Some 3.5 million of the “non-detained,” who are on the deportation docket, are from countries that are suffering under US economic sanctions or have had their governments overthrown in US-backed coups, including Honduras, Guatemala, Mexico and El Salvador. Another 1.9 million migrants are from Venezuela, Cuba, Nicaragua, Colombia, Haiti and Ecuador.
According to ICE, of those removed in the last year, nearly 18,000 were parents and children traveling as “family units.” In 2020, the last year of the Trump administration, ICE deported 14,400 members of “family units.”

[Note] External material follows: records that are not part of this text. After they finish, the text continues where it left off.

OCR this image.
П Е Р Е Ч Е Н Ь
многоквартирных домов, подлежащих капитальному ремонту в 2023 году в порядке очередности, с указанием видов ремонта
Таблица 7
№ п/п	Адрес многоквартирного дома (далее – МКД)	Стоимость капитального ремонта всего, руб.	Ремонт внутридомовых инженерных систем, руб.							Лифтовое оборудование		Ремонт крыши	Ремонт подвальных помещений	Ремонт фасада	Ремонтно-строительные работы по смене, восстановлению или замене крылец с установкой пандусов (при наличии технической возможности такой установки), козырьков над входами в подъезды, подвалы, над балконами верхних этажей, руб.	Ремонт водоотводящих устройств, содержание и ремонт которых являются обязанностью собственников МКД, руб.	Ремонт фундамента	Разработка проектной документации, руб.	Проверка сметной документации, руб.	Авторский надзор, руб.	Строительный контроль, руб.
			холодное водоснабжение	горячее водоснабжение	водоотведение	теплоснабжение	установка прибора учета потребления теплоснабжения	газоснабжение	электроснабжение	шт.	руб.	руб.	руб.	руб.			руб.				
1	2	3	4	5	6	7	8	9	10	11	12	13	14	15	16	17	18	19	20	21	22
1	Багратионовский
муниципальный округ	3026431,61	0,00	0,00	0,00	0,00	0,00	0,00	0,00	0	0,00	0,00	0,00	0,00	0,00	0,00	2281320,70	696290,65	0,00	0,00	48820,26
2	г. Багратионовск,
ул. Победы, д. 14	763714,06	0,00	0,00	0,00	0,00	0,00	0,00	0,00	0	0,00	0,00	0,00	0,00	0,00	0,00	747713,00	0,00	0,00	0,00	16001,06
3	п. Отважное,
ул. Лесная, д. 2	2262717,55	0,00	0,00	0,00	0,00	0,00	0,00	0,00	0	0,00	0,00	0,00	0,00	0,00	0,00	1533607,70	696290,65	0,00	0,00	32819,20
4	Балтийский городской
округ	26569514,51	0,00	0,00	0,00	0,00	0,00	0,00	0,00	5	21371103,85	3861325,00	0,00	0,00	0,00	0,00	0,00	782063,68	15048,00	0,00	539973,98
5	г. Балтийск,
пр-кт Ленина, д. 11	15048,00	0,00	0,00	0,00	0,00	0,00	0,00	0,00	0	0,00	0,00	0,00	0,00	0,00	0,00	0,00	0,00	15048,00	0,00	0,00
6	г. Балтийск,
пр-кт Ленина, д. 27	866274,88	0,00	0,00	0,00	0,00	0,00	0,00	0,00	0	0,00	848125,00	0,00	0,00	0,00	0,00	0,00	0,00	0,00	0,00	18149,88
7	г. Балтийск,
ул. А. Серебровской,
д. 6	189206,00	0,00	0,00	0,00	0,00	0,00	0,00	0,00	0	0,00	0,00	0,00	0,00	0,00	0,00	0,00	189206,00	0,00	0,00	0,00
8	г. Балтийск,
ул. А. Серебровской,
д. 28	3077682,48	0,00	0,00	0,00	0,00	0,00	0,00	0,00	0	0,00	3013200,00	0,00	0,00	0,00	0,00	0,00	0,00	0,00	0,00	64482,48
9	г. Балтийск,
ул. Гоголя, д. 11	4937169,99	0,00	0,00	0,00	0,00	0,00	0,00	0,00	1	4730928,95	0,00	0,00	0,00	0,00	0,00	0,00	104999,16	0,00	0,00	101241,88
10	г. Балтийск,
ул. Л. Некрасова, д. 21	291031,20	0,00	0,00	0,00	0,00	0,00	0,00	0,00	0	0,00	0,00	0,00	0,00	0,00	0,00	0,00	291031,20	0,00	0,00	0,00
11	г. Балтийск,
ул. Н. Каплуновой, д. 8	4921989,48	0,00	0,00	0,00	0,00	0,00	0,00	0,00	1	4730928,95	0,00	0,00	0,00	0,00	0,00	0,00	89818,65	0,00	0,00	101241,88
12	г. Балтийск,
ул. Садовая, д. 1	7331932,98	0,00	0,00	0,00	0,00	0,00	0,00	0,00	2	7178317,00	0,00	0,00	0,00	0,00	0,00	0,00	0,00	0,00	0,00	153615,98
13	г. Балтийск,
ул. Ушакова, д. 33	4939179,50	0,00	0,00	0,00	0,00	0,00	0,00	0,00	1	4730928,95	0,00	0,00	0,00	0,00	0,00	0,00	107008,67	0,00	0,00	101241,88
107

In addition to carrying out deportations, the Homeland Security Investigations (HSI) unit of the DHS made over 33,100 criminal arrests, while Enforcement and Removal Operations (ERO) agents carried out 170,590 arrests, an increase of 19.5 percent over the previous year.
Biden has reneged on his campaign promises to enact more “humane” immigration policies than his fascist predecessor. This includes carrying out mass deportations and expanding Trump’s border wall. He is now preparing to tear up the right to asylum and enact a new Title 42-like authority to block refugees from entering the US, in exchange for Republican support for another $60 billion in military aid to Ukraine in Washington’s proxy war against Russia.
Appearing on the CBS’s Face the Nation this past Sunday, Trump-aligned South Carolina Senator Lindsey Graham confirmed that Senate Republicans were negotiating with the Biden White House to implement a “Title 42 type authority.” Graham said the new authority would allow border officials to tell desperate migrants seeking to exercise their legal right to asylum that “we are full” and send them back to Mexico.
After Graham’s interview, CBS brought on two Democratic mayors—Denver’s Mike Johnston and Chicago’s Brandon Johnson—to discuss the so-called “immigration crisis.” Both called for passage of Biden’s $110 billion supplemental funding package, which—in addition to billions for the war in Ukraine, Israel’s genocide in Gaza and military aid to Taiwan—includes $14 billion for the US border police.
“We need federal money to support our work” and “more support at the border,” Denver Mayor Johnston said. Chicago Mayor Johnson, who is supported by the Democratic of Socialists of America and Vermont Senator Bernie Sanders, said increased number of refugees in Chicago and other Democratic-controlled cities is a “federal crisis” that is “unsustainable.”
Appearing on CNN last week, the mayors of New York, Chicago and Denver, all Democrats, criticized the Biden administration for not doing enough to stem the flow of immigrants to their cities, which has been heightened by Texas Governor Greg Abbott’s shipping of tens to thousands of migrants to these and other Democratic-run cities.